Dando continuidade a essa parte de nossa pesquisa, gostaríamos de destacar uma questão bastante importante quando o assunto é identidade e diferença: como se dá a marcação dessa e a afirmação daquela. Para destacarmos tal questão, aportamo-nos em Silva (2003, p. 82).

a afirmação da identidade e a marcação da diferença implicam, sempre, as operações de incluir e de excluir. Como vimos, dizer “o que somos” significa também dizer “o que não somos”. A identidade e a diferença traduzem, assim, em declarações sobre quem pertence e sobre quem não pertence, sobre quem está incluído e quem está excluído. A identidade está sempre ligada a uma forte separação entre “nós” e “eles”. Essa demarcação de fronteiras, essa separação e distinção, supõem e, ao mesmo tempo, afirmam e reafirmam relações de poder. “Nós” e “eles” não são, neste caso, simples distinções gramaticais. Os pronomes “nós” e “eles” não são, aqui, simples categorias gramaticais, mas evidentes indicadores de posições-de sujeito fortemente marcadas por relações de poder.

Por meio desse excerto, percebemos a delimitação das fronteiras, percebemos a busca da separação entre “nós” e “eles”, entre o que “somos” e o que “não somos”. Vislumbramos, também por intermédio dessa passagem, que há o estabelecimento de distinções, há a demarcação da diferença. O estabelecimento de distinções e o estabelecimento da demarcação da diferença se dão, freqüentemente, por meio de oposições binárias: há, assim, uma divisão dicotômica entre dois mundos diferentes; uma divisão que busca uma separação clara entre os dois pólos. Nevrálgico trazer à baila o que pontua Silva (2003), pautando-se nas análises desse processo de construções de oposições binárias feitas pelo filósofo Jacques Derrida. As

oposições binárias não expressam uma simples divisão do mundo em duas classes simétricas binárias: em uma oposição binária, um dos termos é sempre privilegiado, recebendo um

valor positivo, enquanto o outro recebe uma carga negativa (SILVA, 2003, p. 83).

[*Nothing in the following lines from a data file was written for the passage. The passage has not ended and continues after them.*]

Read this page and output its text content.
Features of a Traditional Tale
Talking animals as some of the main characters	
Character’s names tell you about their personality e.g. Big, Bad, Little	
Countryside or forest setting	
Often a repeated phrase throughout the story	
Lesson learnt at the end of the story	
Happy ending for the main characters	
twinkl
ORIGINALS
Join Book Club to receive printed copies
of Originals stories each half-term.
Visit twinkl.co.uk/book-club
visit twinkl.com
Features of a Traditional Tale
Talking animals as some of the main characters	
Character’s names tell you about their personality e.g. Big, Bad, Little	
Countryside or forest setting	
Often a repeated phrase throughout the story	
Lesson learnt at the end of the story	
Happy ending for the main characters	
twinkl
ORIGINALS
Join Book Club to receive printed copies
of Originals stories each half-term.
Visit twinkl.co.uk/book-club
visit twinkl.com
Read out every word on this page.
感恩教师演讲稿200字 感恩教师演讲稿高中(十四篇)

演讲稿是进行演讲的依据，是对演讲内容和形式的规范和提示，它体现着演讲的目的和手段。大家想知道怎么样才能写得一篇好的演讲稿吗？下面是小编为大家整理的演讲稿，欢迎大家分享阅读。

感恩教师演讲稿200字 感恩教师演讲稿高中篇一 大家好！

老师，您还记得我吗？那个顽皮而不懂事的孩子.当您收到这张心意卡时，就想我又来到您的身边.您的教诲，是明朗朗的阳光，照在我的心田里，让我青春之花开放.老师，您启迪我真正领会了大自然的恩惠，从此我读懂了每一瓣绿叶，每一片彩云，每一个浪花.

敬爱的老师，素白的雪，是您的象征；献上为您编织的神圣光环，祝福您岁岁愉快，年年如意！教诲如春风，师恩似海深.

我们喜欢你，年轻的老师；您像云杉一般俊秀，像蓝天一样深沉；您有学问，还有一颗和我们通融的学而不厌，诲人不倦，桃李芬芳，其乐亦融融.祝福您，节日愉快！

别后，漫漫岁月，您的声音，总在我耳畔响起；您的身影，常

Gostaríamos de retomar uma questão que já destacamos anteriormente: as oposições binárias,

9 O Outro, nesse momento, refere-se à questão da diferença, daquilo que não é, ou seja, esse Outro não é o

mesmo que o Outro em Authier-Revuz.

por mais que busquem se distanciarem umas das outras, por mais que busquem salientar suas diferenças, suas características, estão inseridas em um processo em que o Outro (a diferença) aparece como sendo constitutivo, como sendo um elemento basilar para que a construção da identidade aconteça; há embate entre essas oposições. O Outro é inevitável no processo de construção de identidades, pois é por intermédio dele que a construção se instaura e vai se edificando.

Antes de concluirmos essa parte que “fecha” a construção do arcabouço teórico desta dissertação, trazemos uma passagem que aponta para uma questão que está presente no processo de construção de oposições binárias: a classificação.

Dividir o mundo social entre “nós” e “eles” significa classificar. O processo de classificação é central na vida social. Ele pode ser entendido como um ato de significação pelo qual dividimos e ordenamos o mundo social em grupos, em classes. A identidade e a diferença estão estreitamente relacionadas às formas pelas quais a sociedade produz e utiliza classificações. As classificações são sempre feitas a partir do ponto de vista da identidade. Isto é, as classes nas quais o mundo social é dividido não são simples agrupamentos simétricos. Dividir e classificar significa, neste caso, também hierarquizar. Deter o privilégio de classificar significa também deter o privilégio de atribuir diferentes valores aos grupos assim classificados. (SILVA, 2003, p. 82).

Percebemos que o processo de construção de oposições binárias não apenas separa o

mundo, mas o classifica, o hierarquiza. Por isso é preciso, como postula Silva (2003), questionar a identidade e a diferença como relações de poder, pois isso significa problematizar os binarismos (masculino/feminino, branco/negro, heterossexual/homossexual) em torno dos quais elas se organizam.